Il faut saluer la précision de son découpage. Seron sait où couper une scène pour qu'elle laisse derrière elle un résidu d'inconfort. Il sait aussi combien de temps soutenir un plan avant que le malaise se transforme en comique noir. Cette science du tempo est capitale. Beaucoup de films prétendument absurdes se contentent d'additionner des bizarreries. Chez lui, le dérèglement a une courbe. Il monte, se dépose, revient autrement. Le spectateur n'est pas invité à admirer une excentricité d'auteur, mais à habiter un monde dont les règles sont légèrement déplacées, et donc infiniment plus cruelles.

Seron est également un cinéaste des corps embarrassés. Les gestes sont trop lents, trop insistants, trop mal accordés aux conventions sociales. On ne sait jamais si l'on doit rire, détourner les yeux, ou attendre que la scène se fissure davantage. Cette qualité physique du malaise donne à son œuvre une densité rare. Le grotesque n'est pas une décoration. Il est inscrit dans la manière dont les corps se présentent les uns aux autres, demandent de l'amour, de l'attention, de la reconnaissance, et ne reçoivent que des procédures.

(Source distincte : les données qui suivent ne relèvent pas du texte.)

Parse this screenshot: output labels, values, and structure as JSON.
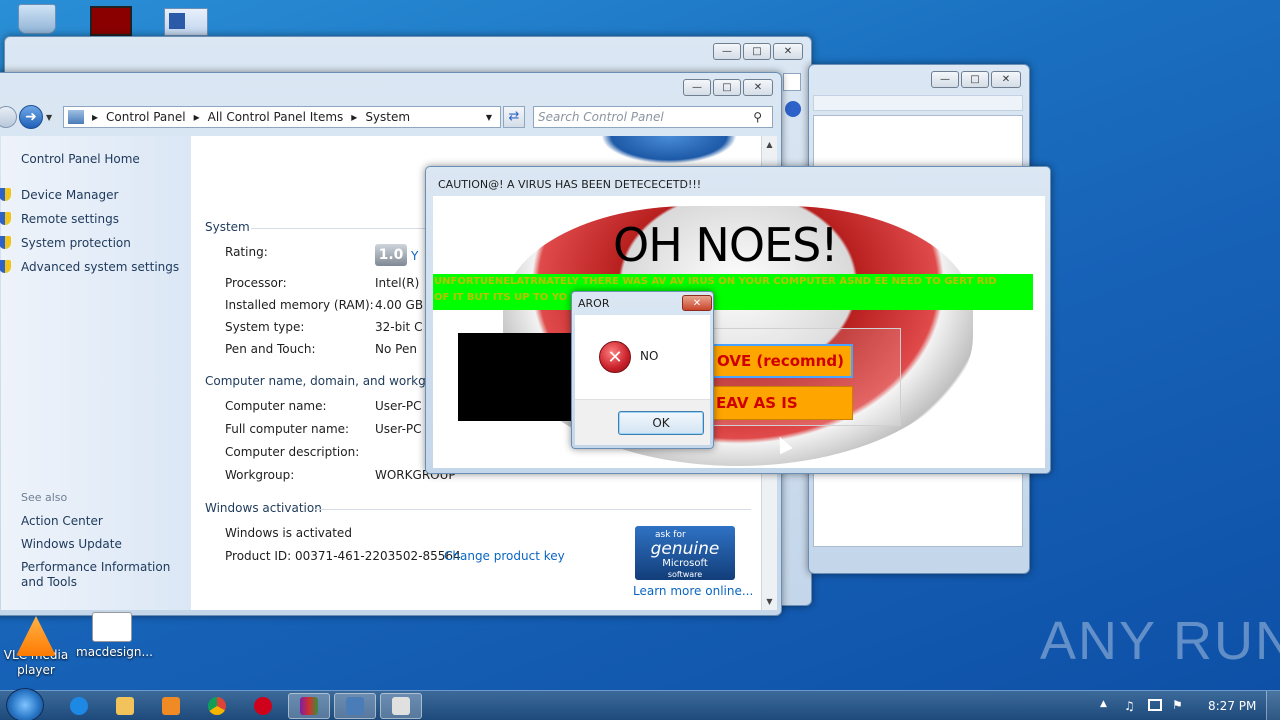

Dans les années 2010, Xavier Seron a donc imposé une voix singulière, à la fois sèche et profondément affectée par la misère émotionnelle de ses personnages. Il ne cherche ni la jolie bizarrerie ni la noirceur prestigieuse. Ce qu'il filme, c'est un monde où l'intimité est déjà un espace de dysfonctionnement, où la sollicitude peut devenir une forme d'agression, où la normalité n'est qu'un théâtre mal répété. Cette lucidité fait de lui bien plus qu'un spécialiste de l'inconfort. Elle en fait un moraliste du malaise contemporain, et l'un des cinéastes belges les plus justement dérangeants de sa génération.